オンライン診療基準に規定する事項は、改正法で▽オンライン診療を行う医療機関の施設・設備・人員▽患者がオンライン診療を受ける場所▽患者に対する説明▽患者急変時の体制確保─などと定められており、医療機関の管理者は同基準を順守するとともに、施設の設置者に対して同基準への適合性を確認する。

オンライン診療受診施設の広告については、省令で▽同施設が医療を提供するものではない旨を患者が理解できる方法で明示▽医療に関する適切な選択が阻害される恐れが少ない事項の広告─のいずれも満たす場合に可能とする。

この日の会合では、医療関係団体の代表委員を中心に、オンライン診療受診施設の設置への営利企業の参入や、都道府県による指導監督の実効性に対する懸念が示された。

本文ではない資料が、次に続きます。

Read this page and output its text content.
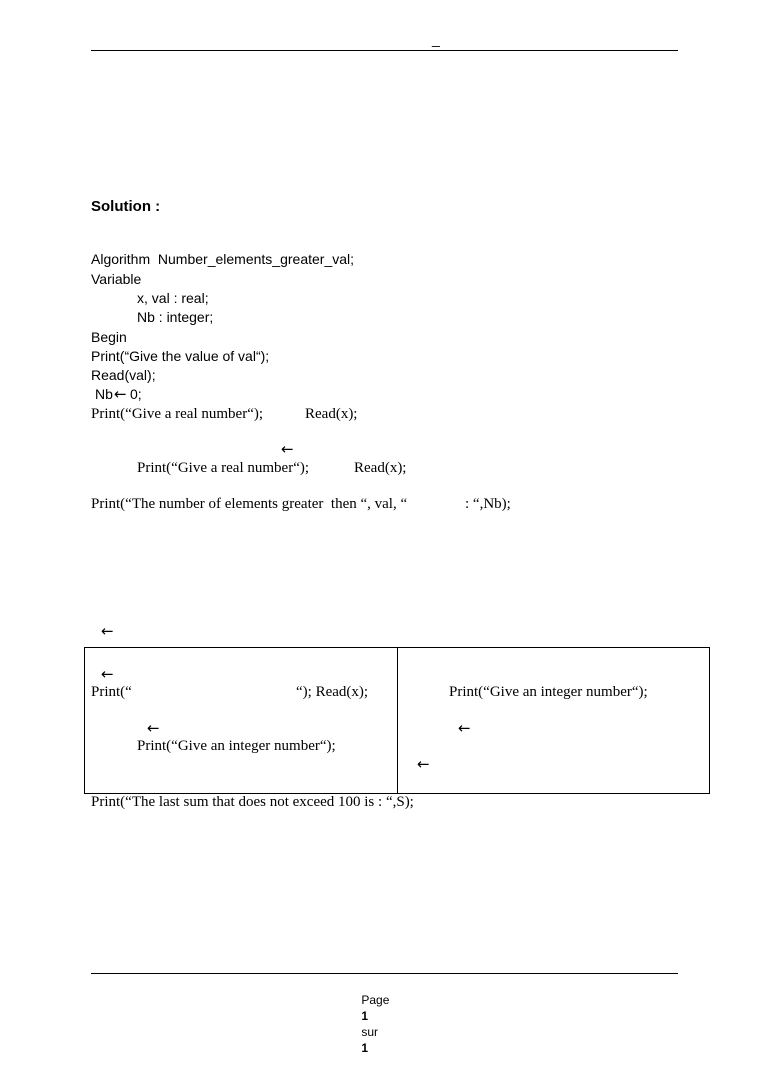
_
Solution :
Algorithm  Number_elements_greater_val;
Variable
x, val : real;
Nb : integer;
Begin
Print(“Give the value of val“);
Read(val);
Nb ← 0;
Print(“Give a real number“);	Read(x);
←
Print(“Give a real number“);	Read(x);
Print(“The number of elements greater  then “, val, “	: “,Nb);
←
←
Print(“	“); Read(x);
←
Print(“Give an integer number“);
Print(“Give an integer number“);
←
←
Print(“The last sum that does not exceed 100 is : “,S);

Page
1
sur
1
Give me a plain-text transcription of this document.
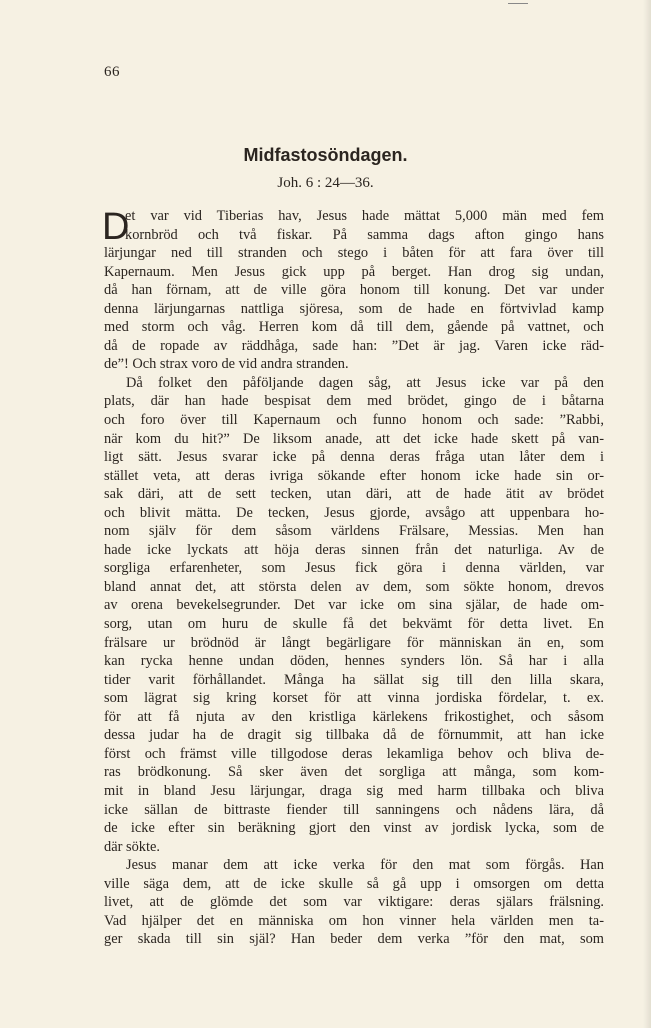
66
Midfastosöndagen.
Joh. 6 : 24—36.
D
et var vid Tiberias hav, Jesus hade mättat 5,000 män med fem
kornbröd och två fiskar. På samma dags afton gingo hans
lärjungar ned till stranden och stego i båten för att fara över till
Kapernaum. Men Jesus gick upp på berget. Han drog sig undan,
då han förnam, att de ville göra honom till konung. Det var under
denna lärjungarnas nattliga sjöresa, som de hade en förtvivlad kamp
med storm och våg. Herren kom då till dem, gående på vattnet, och
då de ropade av räddhåga, sade han: ”Det är jag. Varen icke räd-
de”! Och strax voro de vid andra stranden.
Då folket den påföljande dagen såg, att Jesus icke var på den
plats, där han hade bespisat dem med brödet, gingo de i båtarna
och foro över till Kapernaum och funno honom och sade: ”Rabbi,
när kom du hit?” De liksom anade, att det icke hade skett på van-
ligt sätt. Jesus svarar icke på denna deras fråga utan låter dem i
stället veta, att deras ivriga sökande efter honom icke hade sin or-
sak däri, att de sett tecken, utan däri, att de hade ätit av brödet
och blivit mätta. De tecken, Jesus gjorde, avsågo att uppenbara ho-
nom själv för dem såsom världens Frälsare, Messias. Men han
hade icke lyckats att höja deras sinnen från det naturliga. Av de
sorgliga erfarenheter, som Jesus fick göra i denna världen, var
bland annat det, att största delen av dem, som sökte honom, drevos
av orena bevekelsegrunder. Det var icke om sina själar, de hade om-
sorg, utan om huru de skulle få det bekvämt för detta livet. En
frälsare ur brödnöd är långt begärligare för människan än en, som
kan rycka henne undan döden, hennes synders lön. Så har i alla
tider varit förhållandet. Många ha sällat sig till den lilla skara,
som lägrat sig kring korset för att vinna jordiska fördelar, t. ex.
för att få njuta av den kristliga kärlekens frikostighet, och såsom
dessa judar ha de dragit sig tillbaka då de förnummit, att han icke
först och främst ville tillgodose deras lekamliga behov och bliva de-
ras brödkonung. Så sker även det sorgliga att många, som kom-
mit in bland Jesu lärjungar, draga sig med harm tillbaka och bliva
icke sällan de bittraste fiender till sanningens och nådens lära, då
de icke efter sin beräkning gjort den vinst av jordisk lycka, som de
där sökte.
Jesus manar dem att icke verka för den mat som förgås. Han
ville säga dem, att de icke skulle så gå upp i omsorgen om detta
livet, att de glömde det som var viktigare: deras själars frälsning.
Vad hjälper det en människa om hon vinner hela världen men ta-
ger skada till sin själ? Han beder dem verka ”för den mat, som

これに対し、厚労省の森光敬子医政局長はオンライン診療について、今後、地域の医療提供体制を確保する観点から「必須になってくる」ため、法改正で位置づけを明確にしたと説いた上で、「指針(局長通知)を基準(省令)に引き上げることで、どこの医療機関がどのようにオンライン診療を行っているのか見える化し、不適切な場合は、行政として指導できるようにした」と理解を求めた。

健保連の米川副会長は、オンライン診療受診施設について、公民館や郵便局に加え、駅ナカのブースや街中に民間企業が設置するなど、様々な形態が想定されるとし、「事務局は事例をしっかり集め、トラブルに対処しながら好事例を横展開するなど、得られた知見をアップデートして提供することが重要だ」と指摘した。

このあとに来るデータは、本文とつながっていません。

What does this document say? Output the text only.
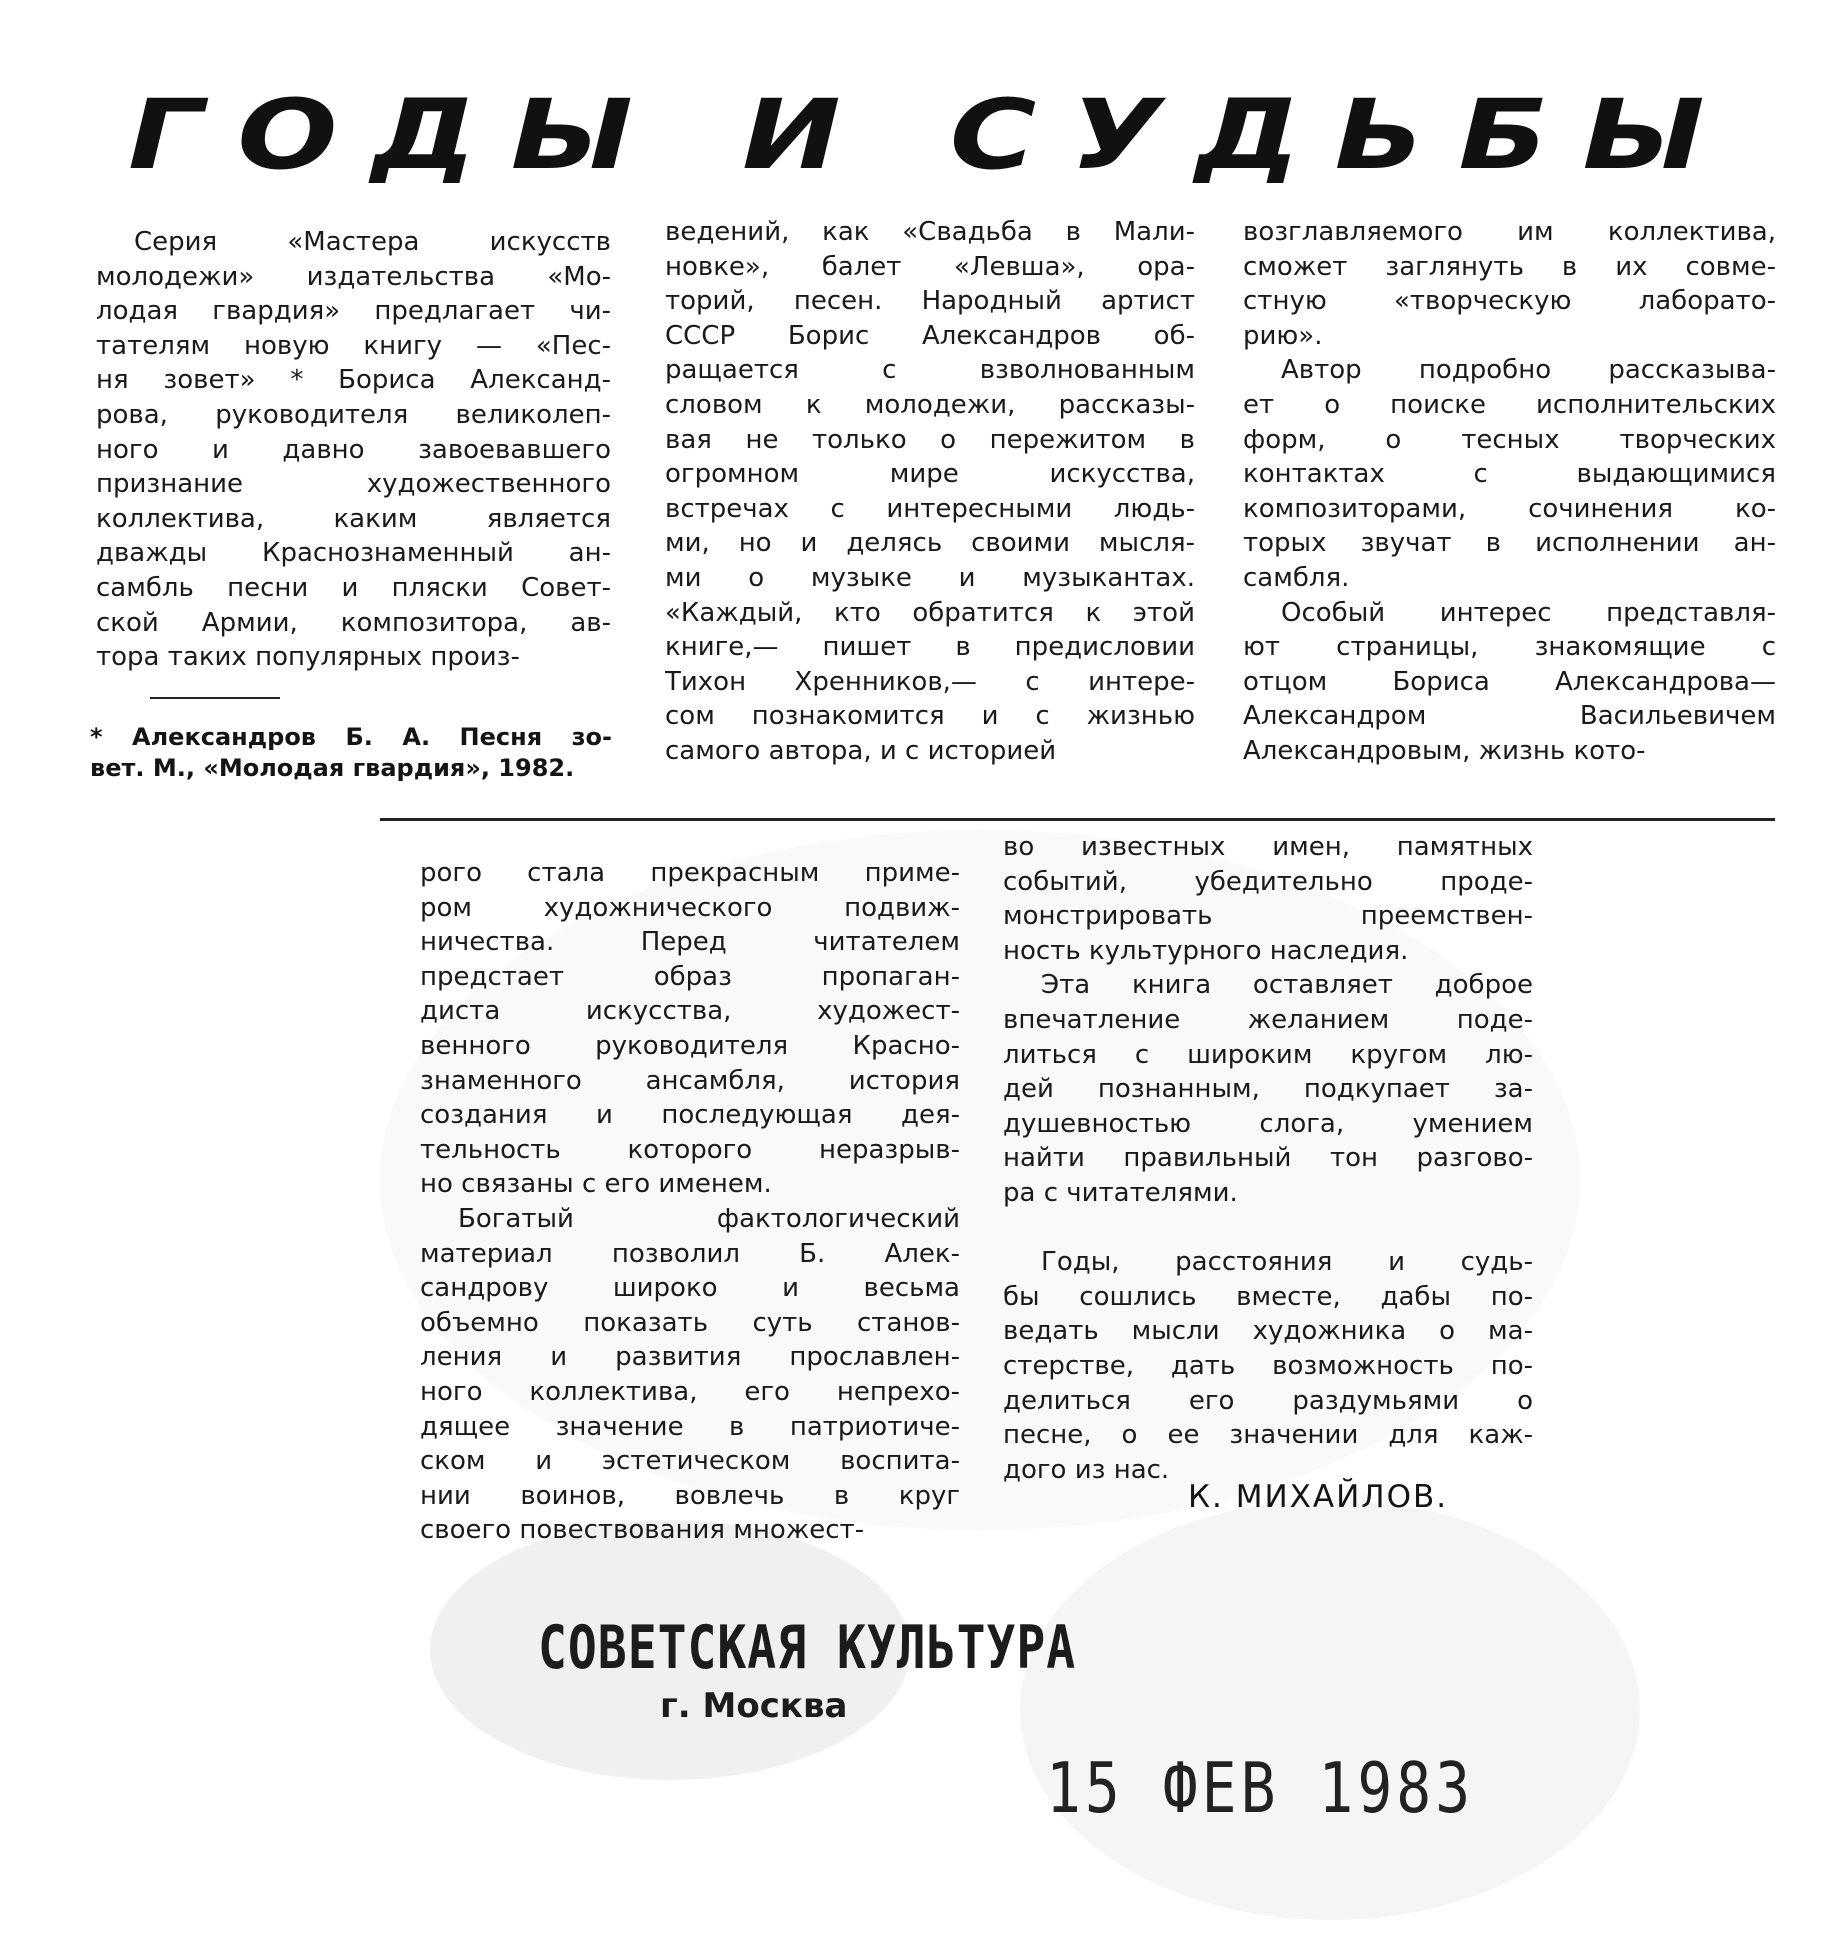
ГОДЫ И СУДЬБЫ
Серия «Мастера искусств
молодежи» издательства «Мо-
лодая гвардия» предлагает чи-
тателям новую книгу — «Пес-
ня зовет» * Бориса Александ-
рова, руководителя великолеп-
ного и давно завоевавшего
признание художественного
коллектива, каким является
дважды Краснознаменный ан-
самбль песни и пляски Совет-
ской Армии, композитора, ав-
тора таких популярных произ-
ведений, как «Свадьба в Мали-
новке», балет «Левша», ора-
торий, песен. Народный артист
СССР Борис Александров об-
ращается с взволнованным
словом к молодежи, рассказы-
вая не только о пережитом в
огромном мире искусства,
встречах с интересными людь-
ми, но и делясь своими мысля-
ми о музыке и музыкантах.
«Каждый, кто обратится к этой
книге,— пишет в предисловии
Тихон Хренников,— с интере-
сом познакомится и с жизнью
самого автора, и с историей
возглавляемого им коллектива,
сможет заглянуть в их совме-
стную «творческую лаборато-
рию».
Автор подробно рассказыва-
ет о поиске исполнительских
форм, о тесных творческих
контактах с выдающимися
композиторами, сочинения ко-
торых звучат в исполнении ан-
самбля.
Особый интерес представля-
ют страницы, знакомящие с
отцом Бориса Александрова—
Александром Васильевичем
Александровым, жизнь кото-
* Александров Б. А. Песня зо-
вет. М., «Молодая гвардия», 1982.
рого стала прекрасным приме-
ром художнического подвиж-
ничества. Перед читателем
предстает образ пропаган-
диста искусства, художест-
венного руководителя Красно-
знаменного ансамбля, история
создания и последующая дея-
тельность которого неразрыв-
но связаны с его именем.
Богатый фактологический
материал позволил Б. Алек-
сандрову широко и весьма
объемно показать суть станов-
ления и развития прославлен-
ного коллектива, его непрехо-
дящее значение в патриотиче-
ском и эстетическом воспита-
нии воинов, вовлечь в круг
своего повествования множест-
во известных имен, памятных
событий, убедительно проде-
монстрировать преемствен-
ность культурного наследия.
Эта книга оставляет доброе
впечатление желанием поде-
литься с широким кругом лю-
дей познанным, подкупает за-
душевностью слога, умением
найти правильный тон разгово-
ра с читателями.
Годы, расстояния и судь-
бы сошлись вместе, дабы по-
ведать мысли художника о ма-
стерстве, дать возможность по-
делиться его раздумьями о
песне, о ее значении для каж-
дого из нас.
К. МИХАЙЛОВ.
СОВЕТСКАЯ КУЛЬТУРА
г. Москва
15 ФЕВ 1983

また、今後、患者がオンライン診療受診施設から、設備の利用料などの費用の支払いを求められることが想定されるため、「わかりやすい表示や支払方法について、運用を工夫してほしい」と求めた。

永井幸子委員(連合総合政策推進局長)は、無人のオンライン診療受診施設を念頭に、「医療廃棄物の取り扱いを含めた衛生保持や安全性、プライバシーやセキュリティーの確保などが担保されるよう、ガイドラインなどでしっかり示すべきだ」と述べた。